MENDOCINO Co., 3/13/21 — Mendocino County Public Health started out Friday at the Caspar Community Center with only about 200 sign-ups and 750 vaccines to give. With Mendocino Coast Clinics, Adventist Health and local pharmacies also giving doses of the COVID-19 vaccine out on Friday on the coast, the county’s event came up short on appointment registrations when the event began — but managed to catch up.
By 4:45 p.m, hundreds more had signed up for the Caspar event and organizers were down to their last few shots to put in arms.
More than 80 people were on a waiting list, with people spread out socially distancing across the lawn. Many more had come and left their name, and then departed. Those on the waitlist will get contacted next time. In the end, no shots were wasted.

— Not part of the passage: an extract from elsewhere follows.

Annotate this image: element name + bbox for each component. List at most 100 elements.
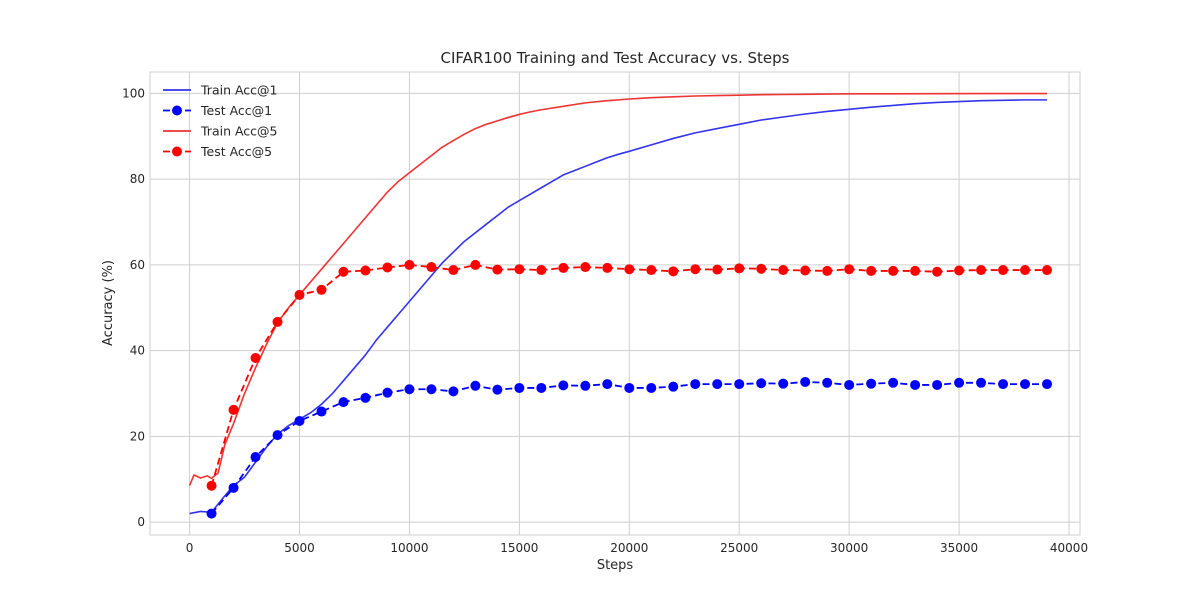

The vaccination event was both a success, in that no doses were wasted, and a scramble led by volunteers working in an atmosphere of fast-paced teamwork. The COVID-19 vaccine, perhaps the most coveted product on earth right now, still is a logistical challenge to distribute. With three different entities offering large numbers of vaccines on the Coast on a weekly basis now, organizers say they are having to guess how many people will show up that meet increasingly lowered requirements.
On Friday morning, the guess of how many people would sign up was low for the county event in Caspar, with Williams reporting on social media that hundreds of appointments remained open. Much effort on Friday was spent by organizers on getting enough qualified people to come. The day started with 65 being the youngest age allowed, and those in tiers 1A and 1B. By the time the call went out for more arms, the age had been lowered to 16, according to posts on Facebook made Friday afternoon.
The Caspar crowd arrived en masse after Supervisor Ted Williams and others (see here) put out the word by radio, text, and social media that there were many more spots available.
Williams told 5000 people on his text list and used Facebook posts, the Mendocino Community Network (MCN) Listserv and Twitter. Radio stations KZYX and KOZT were contacted to get more people out. The event was listed on the county’s vaccine event webpage, but no press or public announcement about the event was put out via Mendocino County Public Health or County of Mendocino media lists or social media. It is unclear whether residents were sent notifications via MyTurn, and some reported difficulty with the sign-ups, which are restricted by tiers.
Soon a huge line had formed that stretched more than 100 feet down the road in front of the Caspar Community Center, those at the event said, and the MyTurn website’s signups went from sparse to all gone.
“I don’t know how else to do it,” said Williams, in an interview. “‘I have had some pushback that this isn’t the role of a county supervisor.” He says he is advocating for his constituents, many of whom have roundly praised him for the efforts on social media. With this week’s giveaway by public health of 750 vaccines this week in Caspar resulting in no unused doses, Williams has requested a full block of the Pfizer vaccine for another coastal vaccine distribution event next week, which is 1070 doses, but which had not been scheduled for a time or place as of March 13.
Williams said one thing that makes logistics difficult is there have been about 60–80 no-shows at each event. “One thing people can do to help is come to the event if they make an appointment, or cancel the appointment,” said Williams.
The event in Caspar was initially planned for Wednesday, March 10, but rescheduled due to a forecast of rain. In social media posts, Williams said he had requested 1000 doses, but initially only had been assured of 500. It is unclear when the additional 250 doses were made available for the event.
The atmosphere was festive in Caspar. Joy, who declined to use her last name, was number 79 on the waitlist but having a good time. “This is the first time I have been around this many people in a long time. It’s like I’ve finally come to a real community event again,” Joy said.
More than 70 volunteers made the event work, keeping the big crowds moving briskly through a three step process. Greeters screened people on the lawn out front. Inside the Community Center, people went into the southern meeting room where paperwork was filled out at tables with big plexiglass screens. Next people got their shot in the northern meeting rooms, where tables were set up six feet apart. After that, they went and sat at tables set up out back for 15 minutes of observation, which is required for vaccinations in case of an adverse reaction.
Holly Newstead of the Anderson Valley Fire Department was one of the emergency personnel whose job it was to watch people after they got their shots for a reaction. She said there were no serious reactions all day.